Steele, a longtime critic of Trump, noted that calculated attacks and obstruction from the right present a further obstacle to the nation’s recovery from the pandemic. “Biden doesn’t want to further politicize Covid and yet you have Republicans and that’s all they know how to do.”

The situation, he added, is reminiscent of Barack Obama’s signature healthcare law, the Affordable Care Act, which Republicans spent years trying to repeal without offering a replacement.
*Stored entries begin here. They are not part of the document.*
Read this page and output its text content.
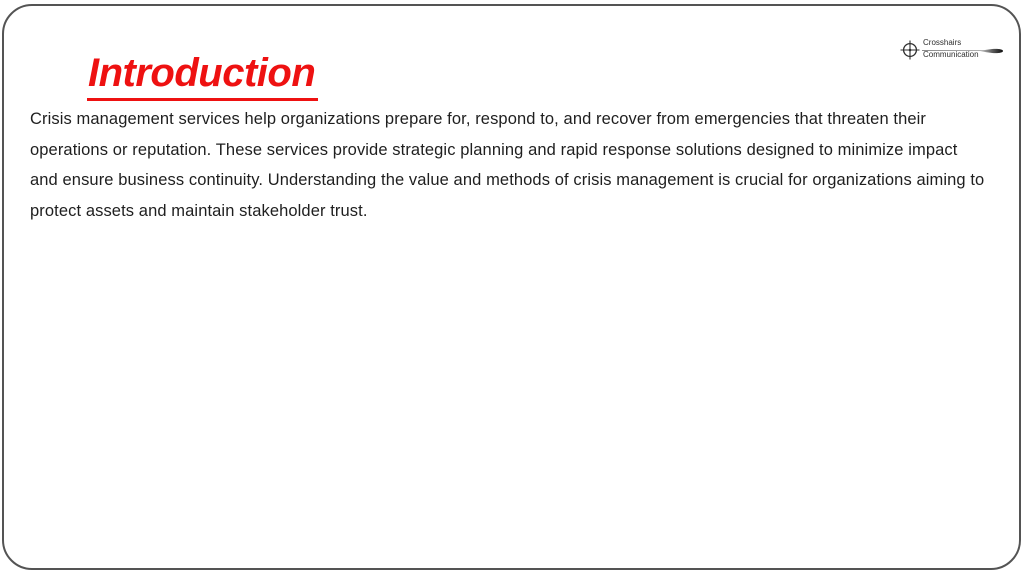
Introduction
Crosshairs
Communication
Crisis management services help organizations prepare for, respond to, and recover from emergencies that threaten their
operations or reputation. These services provide strategic planning and rapid response solutions designed to minimize impact
and ensure business continuity. Understanding the value and methods of crisis management is crucial for organizations aiming to
protect assets and maintain stakeholder trust.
Bill Galston, a senior fellow at former policy adviser to Bill Clinton, awards Biden a more generous eight of out of 10 for his coronavirus approach to date. “The reason that’s two clicks short of 10 is that I think the White House really went astray in early July when it did everything but hang a mission accomplished banner over the subject.

“As I recall, the president announced a summer of freedom. One of the things they have surely learned is that they’re at the mercy of events that they can neither foresee nor control in advance and so creating hopes that are then extinguished by events is really counterproductive.

More than 780,000 Americans have now died from Covid-19. This week, at a White House press briefing, the Fox News reporter Peter Doocy asked: “Whatever happened to President Biden’s promise to shut down the virus?”

The press secretary, Jen Psaki, replied: “We’re working on it.”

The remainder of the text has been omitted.